You should consider the symptoms and quality of life for your pet. The decision to euthanize a pet is never easy. However, it’s important to put your pet’s health and quality of life first in this situation.
Positive reviews of Vetmedin
Vetmedin is a prescription medication used to treat congestive heart failure (CHF) in dogs and cats. Reviews for Vetmedin are mixed, but mostly positive. Here are a few excerpts from the Vetmedin reviews:
“It has been about 10 days since we started the Vetmedin but it does seem like he is feeling better than he was when we started him on it.”
“My vet suggested this, and I’m so glad. My cat has cardiomyopathy and was on other pills, but they upset her stomach and she would throw up almost every night. This pill is smaller than the others, and she doesn’t mind taking it. She has not thrown up once since starting Vetmedin, and her heart rate has decreased some. I highly recommend this medication.”
“This product works wonders for my cat with heart disease! She is able to live a normal life with this medication.”
“I’ve had my cat on Vetmedin for over a year now, and it has helped him so much. He is a very active and playful cat again, and he doesn’t cough or suffer from fainting spells anymore. His blood pressure has gone down and the extra fluid he used to have in his lungs has decreased. He’s doing great on this medication. I’m so happy he’s back to normal again!”
“I’ve had my cat on Vetmedin for about a year now, and she takes it twice a day without any problems. She seems to be doing well on it, and I haven’t noticed any side effects from the medication yet. It’s been effective for managing her congestive heart failure symptoms, so I’m happy with it so far!”

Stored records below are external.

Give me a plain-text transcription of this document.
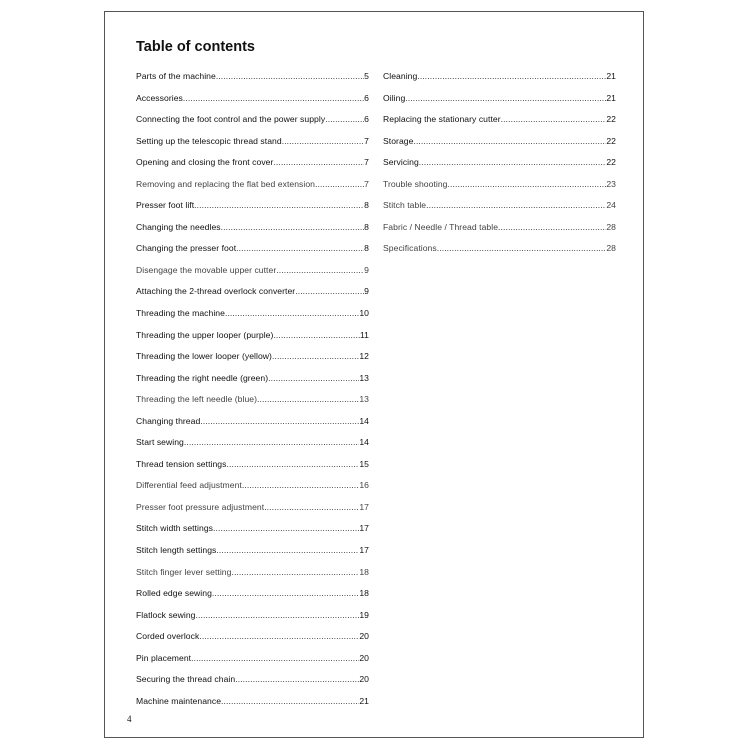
Table of contents
Parts of the machine .....	5
Accessories .....	6
Connecting the foot control and the power supply .....	6
Setting up the telescopic thread stand .....	7
Opening and closing the front cover .....	7
Removing and replacing the flat bed extension .....	7
Presser foot lift .....	8
Changing the needles .....	8
Changing the presser foot .....	8
Disengage the movable upper cutter .....	9
Attaching the 2-thread overlock converter .....	9
Threading the machine .....	10
Threading the upper looper (purple) .....	11
Threading the lower looper (yellow) .....	12
Threading the right needle (green) .....	13
Threading the left needle (blue) .....	13
Changing thread .....	14
Start sewing .....	14
Thread tension settings .....	15
Differential feed adjustment .....	16
Presser foot pressure adjustment .....	17
Stitch width settings .....	17
Stitch length settings .....	17
Stitch finger lever setting .....	18
Rolled edge sewing .....	18
Flatlock sewing .....	19
Corded overlock .....	20
Pin placement .....	20
Securing the thread chain .....	20
Machine maintenance .....	21
Cleaning .....	21
Oiling .....	21
Replacing the stationary cutter .....	22
Storage .....	22
Servicing .....	22
Trouble shooting .....	23
Stitch table .....	24
Fabric / Needle / Thread table .....	28
Specifications .....	28
4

“I have a 13-year-old cat with congestive heart failure. My vet prescribed Vetmedin. I was a little apprehensive at first because one of the side effects listed is ‘reduced appetite.’ My cat has always had a great appetite, and I really didn’t want to see her lose it. However, she has been taking this medicine for over a month now and is eating just fine. She also seems to be gaining some weight back, which is good because she lost some when her illness first started.”

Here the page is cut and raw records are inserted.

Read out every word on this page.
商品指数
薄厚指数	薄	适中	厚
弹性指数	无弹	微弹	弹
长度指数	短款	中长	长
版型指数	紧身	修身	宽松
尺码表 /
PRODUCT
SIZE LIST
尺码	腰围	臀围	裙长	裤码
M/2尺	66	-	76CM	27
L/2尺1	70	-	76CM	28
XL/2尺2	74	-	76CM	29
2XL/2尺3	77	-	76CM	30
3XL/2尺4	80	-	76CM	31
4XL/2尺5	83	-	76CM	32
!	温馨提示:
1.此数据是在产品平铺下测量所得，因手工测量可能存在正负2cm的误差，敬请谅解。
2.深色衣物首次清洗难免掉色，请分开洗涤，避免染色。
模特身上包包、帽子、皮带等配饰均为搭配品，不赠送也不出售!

Conclusion of Vetmedin for cats
The effectiveness of Vetmedin for cats with congestive heart failure has been evaluated and proven in both felines and canines. It is reported that the drug provides improved quality of life for about four years after the onset of congestive heart failure. It is recommended to give the medication with food to help reduce stomach upset.
Vetmedin does have side effects like any other medication. Common side effects include digestive upset, increased drinking and urination, coughing, lethargy, and vomiting. When given with other heart medications, interactions can occur. Vetmedin requires a prescription from your veterinarian.
Vetmedin may interact with digoxin, diuretics (water pills), nonsteroidal anti-inflammatory drugs (NSAIDs), potassium supplements, or potassium-sparing diuretics. Tell your veterinarian about all medications and supplements your pet takes. Do not give any medication to your pet without first talking to your veterinarian.
Vetmedin should be administered with caution in dogs and cats with pre-existing liver and kidney disease. The safety of the drug has not been evaluated in pregnant or lactating animals. If you miss giving your pet a dose of Vetmedin, give it as soon as you remember or if it is close to the next scheduled dose, skip the missed dose and return to the regular schedule. Do not give two doses at once. Store Vetmedin in a tightly sealed container at room temperature away from excess heat.
A few final notes: Vetmedin should not be used in pets that are allergic to it or any of its ingredients. It should also not be used in pets with severe liver disease or peptic ulcers as this could lead to more serious conditions such as seizures or kidney failure. If you have any questions about these potential side effects then please discuss them at length with your vet before starting treatment.